Отсюда — то парадоксально-бессильное положение, в котором находится Государственная Дума, и та необычайная фактическая власть, которая принадлежит Государственному Совету.

В Государственной Думе есть большинство, которое с правительством, желающим осуществлять органические реформы и закономерно, в согласии с обещаниями манифеста 17 октября, управлять страной, могло бы работать в полной гармонии. Но в России нет такого правительства — и в этом внешнем, каждодневно дающем себя знать, факте обнаруживается тот внутренний кризис власти, о котором мы говорим. Некоторые при этих условиях склонны говорить о параличе законодательной власти и рекомендовать для его излечения героические средства новых и новых нарушений основных законов. Весьма характерно, что эта постыдная революционная пропаганда ведется на столбцах периодических изданий, которые считаются влиятельными в так называемых "сферах". То, что это возможно, свидетельствует об ужасающем упадке политической морали в стране. Плачевная пропаганда непрерывного правонарушения есть некоторый pendant [14] к той идее непрерывной революции, которую проповедовали крайние элементы в 1905 — 1906 гг. Эта пропаганда, в сущности, представляет лишь один из самых ярких симптомов все того же внутреннего кризиса власти.

Суть этого кризиса заключается в стремлении сохранить в России XX века для власти такие условия существования, такие формы и приемы деятельности, для которых во внутренних отношениях страны нет уже более никаких — ни духовных, ни материальных — устоев. Это либо неумно, либо неправдиво. По правде говоря, тут есть и то и другое. Государственная Дума с точки зрения этого, только что охарактеризованного, стремления есть не равноправный фактор власти, не участник властвования, а какое-то присутственное место с особыми распорядками и особым способом пополнения своего "личного состава". С этой точки зрения вполне последовательно стремиться к превращению Государственной Думы в "законосовещательное" учреждение, мнения и постановления которого ни в каком смысле не обязательны для власти.

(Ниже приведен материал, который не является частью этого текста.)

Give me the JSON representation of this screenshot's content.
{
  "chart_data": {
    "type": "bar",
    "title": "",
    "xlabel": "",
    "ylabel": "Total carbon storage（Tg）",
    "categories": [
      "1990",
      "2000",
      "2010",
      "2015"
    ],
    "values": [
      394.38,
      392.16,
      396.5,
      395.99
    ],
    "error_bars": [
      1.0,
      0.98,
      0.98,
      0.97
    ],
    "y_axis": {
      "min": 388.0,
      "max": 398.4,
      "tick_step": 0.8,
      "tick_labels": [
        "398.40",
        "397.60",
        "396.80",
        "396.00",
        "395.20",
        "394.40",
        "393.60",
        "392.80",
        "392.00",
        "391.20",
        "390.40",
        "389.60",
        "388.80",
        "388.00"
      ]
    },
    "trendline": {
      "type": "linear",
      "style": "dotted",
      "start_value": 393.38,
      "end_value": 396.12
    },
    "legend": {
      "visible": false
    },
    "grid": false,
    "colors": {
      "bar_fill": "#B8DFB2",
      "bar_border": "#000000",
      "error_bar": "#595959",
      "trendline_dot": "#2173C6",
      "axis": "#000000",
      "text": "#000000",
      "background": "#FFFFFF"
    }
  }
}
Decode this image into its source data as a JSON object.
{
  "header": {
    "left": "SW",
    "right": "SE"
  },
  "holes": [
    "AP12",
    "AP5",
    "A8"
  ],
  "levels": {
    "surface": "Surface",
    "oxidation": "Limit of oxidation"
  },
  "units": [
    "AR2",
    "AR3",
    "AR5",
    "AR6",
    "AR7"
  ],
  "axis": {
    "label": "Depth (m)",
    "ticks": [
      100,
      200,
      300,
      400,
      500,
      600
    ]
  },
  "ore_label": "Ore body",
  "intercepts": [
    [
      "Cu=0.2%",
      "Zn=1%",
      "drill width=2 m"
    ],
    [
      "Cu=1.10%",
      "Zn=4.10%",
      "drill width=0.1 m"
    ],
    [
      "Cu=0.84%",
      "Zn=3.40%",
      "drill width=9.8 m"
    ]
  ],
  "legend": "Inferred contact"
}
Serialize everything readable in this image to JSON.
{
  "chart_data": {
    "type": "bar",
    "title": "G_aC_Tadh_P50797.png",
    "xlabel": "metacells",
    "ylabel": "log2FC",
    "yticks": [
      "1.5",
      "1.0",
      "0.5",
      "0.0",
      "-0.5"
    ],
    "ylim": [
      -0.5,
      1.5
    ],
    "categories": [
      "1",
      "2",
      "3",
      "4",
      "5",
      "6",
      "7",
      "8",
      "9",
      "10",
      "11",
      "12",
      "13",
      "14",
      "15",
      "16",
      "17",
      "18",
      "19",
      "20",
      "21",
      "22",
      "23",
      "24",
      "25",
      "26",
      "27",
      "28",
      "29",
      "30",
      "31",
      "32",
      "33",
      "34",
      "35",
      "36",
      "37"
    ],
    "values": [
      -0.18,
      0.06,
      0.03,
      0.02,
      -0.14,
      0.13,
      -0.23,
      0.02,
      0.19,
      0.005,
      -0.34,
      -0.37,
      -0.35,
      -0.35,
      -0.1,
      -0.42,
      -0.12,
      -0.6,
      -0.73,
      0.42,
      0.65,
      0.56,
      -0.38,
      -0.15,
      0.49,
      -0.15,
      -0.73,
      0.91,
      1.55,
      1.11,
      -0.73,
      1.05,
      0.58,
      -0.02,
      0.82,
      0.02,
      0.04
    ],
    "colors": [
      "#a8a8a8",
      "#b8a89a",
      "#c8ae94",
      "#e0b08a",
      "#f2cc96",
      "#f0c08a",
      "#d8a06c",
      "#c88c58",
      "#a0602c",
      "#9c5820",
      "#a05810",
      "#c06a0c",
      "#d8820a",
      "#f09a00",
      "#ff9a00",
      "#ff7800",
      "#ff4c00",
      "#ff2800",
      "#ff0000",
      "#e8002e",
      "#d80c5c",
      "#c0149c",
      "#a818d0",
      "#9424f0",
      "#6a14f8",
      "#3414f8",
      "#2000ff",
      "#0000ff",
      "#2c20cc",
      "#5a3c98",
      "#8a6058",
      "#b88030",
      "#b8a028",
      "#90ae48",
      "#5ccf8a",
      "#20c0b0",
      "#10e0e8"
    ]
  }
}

Мы не станем критиковать этой программы с точки зрения "конституционного идеала". Не это важно и интересно для нас в настоящем случае. Конституционные идеалы как идеалы ни для кого не обязательны. Но те, кто рекомендует вести политический корабль по такой линии, должны считаться с тем, к чему их программа приведет. А именно осуществление их программы поставит власть в то же самое положение, в котором она уже находилась до 1905 г., с одним существенным, однако, различием: власть будет находиться в таком положении теперь после 1905 г., т.е. после того величайшего переворота в политическом и культурном миросозерцании русского народа, в силу которого стало возможным химическое соединение народа с интеллигенцией.

Какой же выход из создавшегося положения?

Выходов может быть только два: либо постепенное нарастание государственной смуты, в которой средние классы и выражающие их умеренные элементы вновь будут оттеснены на задний план стихийным напором народных масс, вдохновляемых крайними элементами, либо оздоровление власти.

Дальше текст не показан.